Les dix représentants du LIV Golf présents cette semaine à Augusta – dont cinq anciens vainqueurs – ont vécu un jeudi très compliqué, alignant des scores plutôt brutaux à l’image du 76 (+4) et du 78 (+6) de Bryson DeChambeau et de Jon Rahm, pourtant récents lauréats sur le Circuit dissident saoudien. Une terrible « sortie de route » sévèrement commentée par les consultants vedettes de la télévision US.
L.V.
Peut-on d’ores et déjà annoncer que cette 90e édition du Masters s’apparente à une véritable « Berezina » pour la plupart des stars du LIV Golf présentes dans ce premier Majeur de la saison ? A en juger par les scores signés au recording, on n’est pas loin de le penser.

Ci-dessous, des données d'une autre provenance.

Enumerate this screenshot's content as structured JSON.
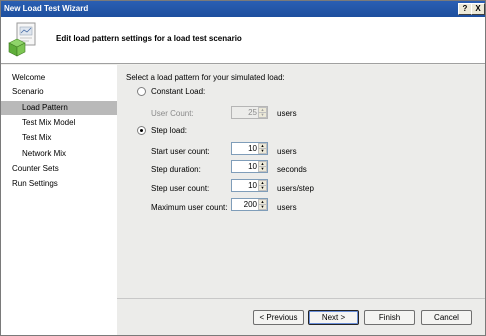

Aucun d’entre eux n’a ainsi joué sous le par ce jeudi*, le total cumulé de leur score est +33 (!) certes dans des conditions de jeu difficiles, avec un parcours à la fois ferme et rapide.
Honneur toutefois à Sergio Garcia, vainqueur en 2017, qui est parvenu à jouer dans le par (72) – trois birdies et trois bogeys – et qui apparait à la 17e place du leaderboard, juste devant Dustin Johnson, lui aussi ancien lauréat (en 2020 à huis clos au mois de novembre en plein Covid), 33e à +1 (73) par la faute d’un ultime bogey sur le par 4 du 18.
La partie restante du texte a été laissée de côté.